34 Visualising Text analytics through Wordcloud, etc.
The content is under development is following is not finalised.
34.2 Wordclouds
34.2.1 Step-1:Prepare data and load libraries
As an example we will create a word cloud with Budget Speech made by Finance Minister during her Budget speech36 2022-23. All of the budget speech is available in file called budget.txt
.
Load Libraries
library(tidyverse)
library(tidytext) #install.packages("tidytext")
library(wordcloud) #install.packages("wordcloud")
library(ggtext)
library(ggalt)
library(ggthemes)
library(ggpubr)
library(conflicted)
conflicts_prefer(dplyr::filter)
Load data
dat <- read.table('data/budget.txt', header = FALSE, fill = TRUE)
34.2.2 Step-2: Reshape the .txt data frame into one column
Above steps will create one row per line.
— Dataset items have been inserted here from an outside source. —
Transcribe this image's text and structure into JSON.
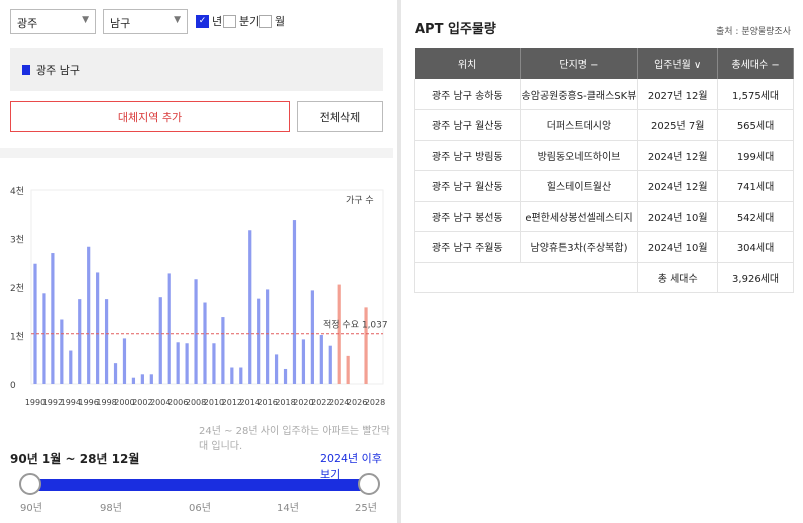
{
  "filters": {
    "city": "광주",
    "district": "남구",
    "period_options": [
      {
        "label": "년",
        "checked": true
      },
      {
        "label": "분기",
        "checked": false
      },
      {
        "label": "월",
        "checked": false
      }
    ]
  },
  "region_tag": "광주 남구",
  "buttons": {
    "add_region": "대체지역 추가",
    "delete_all": "전체삭제"
  },
  "chart_data": {
    "type": "bar",
    "y_ticks": [
      "4천",
      "3천",
      "2천",
      "1천",
      "0"
    ],
    "ylim": [
      0,
      4000
    ],
    "x_tick_labels": [
      "1990",
      "1992",
      "1994",
      "1996",
      "1998",
      "2000",
      "2002",
      "2004",
      "2006",
      "2008",
      "2010",
      "2012",
      "2014",
      "2016",
      "2018",
      "2020",
      "2022",
      "2024",
      "2026",
      "2028"
    ],
    "legend": "가구 수",
    "threshold_label": "적정 수요 1,037",
    "threshold": 1037,
    "colors": {
      "bar": "#8e9cf0",
      "future": "#f3a093",
      "threshold": "#e25b5b"
    },
    "years": [
      1990,
      1991,
      1992,
      1993,
      1994,
      1995,
      1996,
      1997,
      1998,
      1999,
      2000,
      2001,
      2002,
      2003,
      2004,
      2005,
      2006,
      2007,
      2008,
      2009,
      2010,
      2011,
      2012,
      2013,
      2014,
      2015,
      2016,
      2017,
      2018,
      2019,
      2020,
      2021,
      2022,
      2023,
      2024,
      2025,
      2026,
      2027,
      2028
    ],
    "values": [
      2480,
      1870,
      2700,
      1330,
      690,
      1750,
      2830,
      2300,
      1750,
      430,
      940,
      130,
      200,
      200,
      1790,
      2280,
      860,
      840,
      2160,
      1680,
      840,
      1380,
      340,
      340,
      3170,
      1760,
      1950,
      610,
      310,
      3380,
      920,
      1930,
      1010,
      790,
      2050,
      580,
      0,
      1580,
      0
    ],
    "future_from": 2024
  },
  "note": "24년 ~ 28년 사이 입주하는 아파트는 빨간막대 입니다.",
  "range": {
    "label": "90년 1월 ~ 28년 12월",
    "link": "2024년 이후 보기",
    "ticks": [
      "90년",
      "98년",
      "06년",
      "14년",
      "25년"
    ]
  },
  "right": {
    "title": "APT 입주물량",
    "source": "출처 : 분양물량조사",
    "headers": [
      "위치",
      "단지명 −",
      "입주년월 ∨",
      "총세대수 −"
    ],
    "rows": [
      [
        "광주 남구 송하동",
        "송암공원중흥S-클래스SK뷰",
        "2027년 12월",
        "1,575세대"
      ],
      [
        "광주 남구 월산동",
        "더퍼스트데시앙",
        "2025년 7월",
        "565세대"
      ],
      [
        "광주 남구 방림동",
        "방림동오네뜨하이브",
        "2024년 12월",
        "199세대"
      ],
      [
        "광주 남구 월산동",
        "힐스테이트월산",
        "2024년 12월",
        "741세대"
      ],
      [
        "광주 남구 봉선동",
        "e편한세상봉선셀레스티지",
        "2024년 10월",
        "542세대"
      ],
      [
        "광주 남구 주월동",
        "남양휴튼3차(주상복합)",
        "2024년 10월",
        "304세대"
      ]
    ],
    "total_label": "총 세대수",
    "total_value": "3,926세대"
  }
}
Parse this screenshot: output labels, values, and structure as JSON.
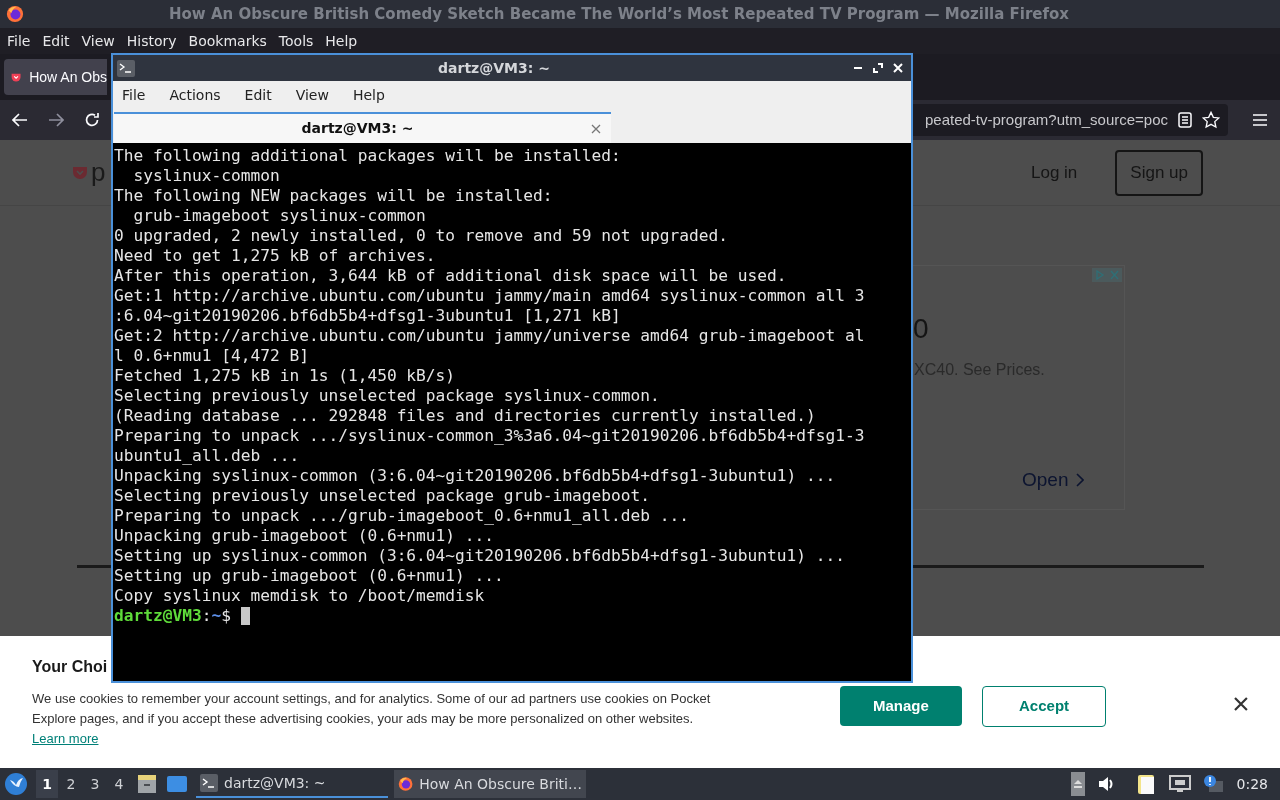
{
  "browser": {
    "title": "How An Obscure British Comedy Sketch Became The World’s Most Repeated TV Program — Mozilla Firefox",
    "menu": [
      "File",
      "Edit",
      "View",
      "History",
      "Bookmarks",
      "Tools",
      "Help"
    ],
    "tab": "How An Obs",
    "url": "peated-tv-program?utm_source=poc"
  },
  "page": {
    "logo_text": "p",
    "login": "Log in",
    "signup": "Sign up",
    "ad": {
      "headline": "0",
      "text": "XC40. See Prices.",
      "open": "Open"
    }
  },
  "cookie": {
    "title": "Your Choi",
    "text": "We use cookies to remember your account settings, and for analytics. Some of our ad partners use cookies on Pocket Explore pages, and if you accept these advertising cookies, your ads may be more personalized on other websites.",
    "link": "Learn more",
    "manage": "Manage",
    "accept": "Accept"
  },
  "terminal": {
    "title": "dartz@VM3: ~",
    "menu": [
      "File",
      "Actions",
      "Edit",
      "View",
      "Help"
    ],
    "tab": "dartz@VM3: ~",
    "lines": [
      "The following additional packages will be installed:",
      "  syslinux-common",
      "The following NEW packages will be installed:",
      "  grub-imageboot syslinux-common",
      "0 upgraded, 2 newly installed, 0 to remove and 59 not upgraded.",
      "Need to get 1,275 kB of archives.",
      "After this operation, 3,644 kB of additional disk space will be used.",
      "Get:1 http://archive.ubuntu.com/ubuntu jammy/main amd64 syslinux-common all 3",
      ":6.04~git20190206.bf6db5b4+dfsg1-3ubuntu1 [1,271 kB]",
      "Get:2 http://archive.ubuntu.com/ubuntu jammy/universe amd64 grub-imageboot al",
      "l 0.6+nmu1 [4,472 B]",
      "Fetched 1,275 kB in 1s (1,450 kB/s)",
      "Selecting previously unselected package syslinux-common.",
      "(Reading database ... 292848 files and directories currently installed.)",
      "Preparing to unpack .../syslinux-common_3%3a6.04~git20190206.bf6db5b4+dfsg1-3",
      "ubuntu1_all.deb ...",
      "Unpacking syslinux-common (3:6.04~git20190206.bf6db5b4+dfsg1-3ubuntu1) ...",
      "Selecting previously unselected package grub-imageboot.",
      "Preparing to unpack .../grub-imageboot_0.6+nmu1_all.deb ...",
      "Unpacking grub-imageboot (0.6+nmu1) ...",
      "Setting up syslinux-common (3:6.04~git20190206.bf6db5b4+dfsg1-3ubuntu1) ...",
      "Setting up grub-imageboot (0.6+nmu1) ...",
      "Copy syslinux memdisk to /boot/memdisk"
    ],
    "prompt": {
      "user": "dartz@VM3",
      "sep": ":",
      "path": "~",
      "sign": "$"
    }
  },
  "taskbar": {
    "workspaces": [
      {
        "label": "1",
        "selected": true
      },
      {
        "label": "2",
        "selected": false
      },
      {
        "label": "3",
        "selected": false
      },
      {
        "label": "4",
        "selected": false
      }
    ],
    "tasks": [
      {
        "label": "dartz@VM3: ~",
        "kind": "terminal",
        "selected": true
      },
      {
        "label": "How An Obscure Briti…",
        "kind": "browser",
        "selected": false
      }
    ],
    "clock": "0:28"
  }
}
Let’s create a tidy data frame out of this data.
tidy_dat <- dat %>%
pivot_longer(everything(), values_to = 'word', names_to = NULL)
34.2.3 Step-3: Tokenize the data/words
To tokenize the words we will use function unnest_tokens()
from tidytext
library. As a further step we will have a count of each word, using dplyr::count
which will create a column n
against each word.
tokens <- tidy_dat %>%
unnest_tokens(word, word) %>%
count(word, sort = TRUE)
34.2.4 Step-4: Clean stop words
The library tidytext
has a default database which can eliminate stop words from above data. Let’s load this default stop words data.
data("stop_words")
We may then remove stop words using dplyr::anti_join
.
tokens_clean <- tokens %>%
anti_join(stop_words, by='word') %>%
# remove numbers
filter(!str_detect(word, "^[0-9]"))
We may remove additional stop words those specific to this data/input. To have an idea of these stop words, we may at firt, skip this step altogether and proceed to generate word cloud in next step directly. After having a first look, we can identify and then remove these additional stop words seen in first round(s).
uni_sw <- data.frame(word = c("cent", "pm", "crore",
"lakh", "set",
"level", "sir"))
tokens_clean <- tokens_clean %>%
anti_join(uni_sw, by = "word")
34.2.5 Step-5: Plot/generate word cloud
Output/Word cloud of following code can be seen in figure 34.1.
pal <- RColorBrewer::brewer.pal(8,"Dark2")
# plot the 40 most common words
tokens_clean %>%
with(wordcloud(word,
n,
random.order = FALSE,
max.words = 40,
colors=pal,
scale=c(2.5, .5)))

Figure 34.1: Word Cloud of FM’s Budget Speech 2022